Hamlet, joué et filmé dans un kebab d’Aubervilliers par des acteurs amateurs de la ville, puis retransmis en direct dans un cinéma parisien. Bon. “Jusqu’ici, tout va bien”. Tout va bien parce qu’on s’y retrouve à peu près. Le roi est mort, son frère est un enfoiré, Ophélie est superbe, Hamlet lutte, blablabla… “20 et 10 qui font 30… Le compte est bon, merci ma brave dame !”
Alors, il est où le problème ? Comme toujours, Rodrigo Garcia explore, fouille, transperce, hurle et casse tout, au risque parfois de l’inaboutissement. Mais c’est ici, à cette intersection même entre la recherche et l’accomplissement, l’âge adulte et l’adolescence, qu’il est à son meilleur. Le problème n’est donc pas là, non. Le souci tient plutôt dans l’immense brouillon mental que créée cette performance dans la mesure où elle constitue une réponse du metteur en scène à la volonté du théâtre de la Commune de réfléchir à l’exclusion culturelle des quartiers. Face au constat, Marie-Josée Malis le dit : “On prend tout et on recommence, en désordre : Hamlet, le Kebab, les non-spectateurs d’ici, et à Paris”.

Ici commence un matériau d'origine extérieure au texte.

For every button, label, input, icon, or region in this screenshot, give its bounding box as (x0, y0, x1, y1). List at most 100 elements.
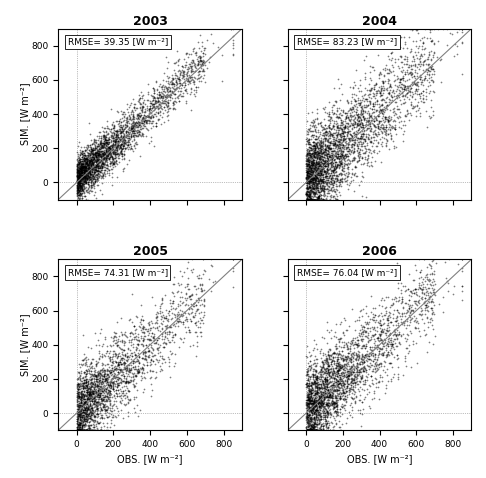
Point (105, 366, 113, 374)
Point (336, 392, 344, 400)
Point (323, 376, 331, 383)
Point (304, 426, 312, 434)
Point (336, 114, 344, 121)
Point (311, 414, 318, 422)
Point (394, 373, 402, 381)
Point (305, 391, 312, 399)
Point (312, 396, 320, 404)
Point (87, 182, 95, 190)
Point (315, 375, 323, 382)
Point (322, 401, 330, 408)
Point (313, 186, 321, 194)
Point (310, 152, 318, 160)
Point (90, 381, 98, 389)
Point (325, 127, 332, 135)
Point (316, 409, 324, 417)
Point (338, 377, 346, 385)
Point (190, 47, 197, 55)
Point (74, 415, 82, 423)
Point (371, 127, 379, 134)
Point (345, 113, 352, 120)
Point (164, 77, 172, 85)
Point (336, 152, 344, 160)
Point (309, 120, 317, 127)
Point (307, 146, 315, 154)
Point (350, 341, 358, 348)
Point (303, 169, 311, 176)
Point (97, 162, 105, 169)
Point (312, 126, 319, 134)
Point (105, 148, 113, 156)
Point (406, 92, 414, 99)
Point (311, 402, 318, 410)
Point (324, 169, 332, 176)
Point (79, 408, 87, 416)
Point (134, 126, 141, 134)
Point (323, 109, 331, 117)
Point (313, 169, 321, 176)
Point (197, 288, 205, 295)
Point (90, 379, 98, 386)
Point (90, 385, 98, 393)
Point (92, 148, 100, 156)
Point (85, 404, 92, 412)
Point (182, 296, 190, 304)
Point (383, 326, 391, 334)
Point (120, 138, 128, 146)
Point (93, 182, 101, 189)
Point (322, 371, 330, 379)
Point (329, 153, 337, 161)
Point (310, 142, 317, 150)
Point (178, 312, 186, 320)
Point (86, 370, 93, 378)
Point (77, 411, 85, 418)
Point (109, 384, 117, 392)
Point (302, 424, 310, 431)
Point (172, 81, 180, 88)
Point (78, 169, 86, 176)
Point (81, 372, 88, 380)
Point (102, 146, 110, 154)
Point (196, 324, 204, 331)
Point (121, 374, 128, 381)
Point (345, 356, 352, 363)
Point (90, 391, 98, 398)
Point (338, 166, 346, 174)
Point (426, 261, 434, 269)
Point (308, 178, 316, 185)
Point (80, 376, 87, 384)
Point (170, 66, 178, 74)
Point (80, 183, 88, 191)
Point (370, 82, 378, 89)
Point (310, 391, 318, 399)
Point (401, 40, 409, 47)
Point (361, 393, 369, 401)
Point (308, 196, 316, 203)
Point (144, 113, 152, 120)
Point (359, 336, 366, 343)
Point (358, 124, 366, 131)
Point (382, 121, 390, 129)
Point (355, 125, 363, 133)
Point (193, 342, 201, 350)
Point (367, 125, 375, 133)
Point (118, 152, 126, 160)
Point (383, 351, 391, 358)
Point (331, 139, 339, 147)
Point (139, 94, 146, 102)
Point (355, 120, 363, 128)
Point (88, 139, 96, 147)
Point (309, 159, 317, 166)
Point (156, 362, 164, 370)
Point (140, 120, 148, 128)
Point (316, 426, 324, 434)
Point (383, 105, 391, 113)
Point (332, 359, 340, 367)
Point (81, 379, 88, 387)
Point (149, 97, 157, 104)
Point (458, 297, 466, 304)
Point (313, 153, 321, 161)
Point (114, 361, 122, 369)
Point (189, 300, 197, 307)
Point (307, 152, 314, 160)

Question, donc : cette performance permet-elle autre chose que l’illustration du fossé dans lequel sont tombées nos banlieues ? Autant le dire tout de suite, non. Malgré l’intérêt du geste artistique, il ne subsiste rien du projet politique. Tranquillement installé dans son fauteuil de cinéma, le Parisien rentre chez lui, amusé d’avoir vu des gens de banlieue jouer Hamlet avec un accent maghrébin. Reste évidemment que ces gens-là, pour certains formidables acteurs (magnétique Ophélie), auront eu la chance de côtoyer un immense artiste et un grand texte. C’est déjà bien, oui, mais Marie-Josée Malis est bien trop intelligente, engagée et inventive pour s’en contenter.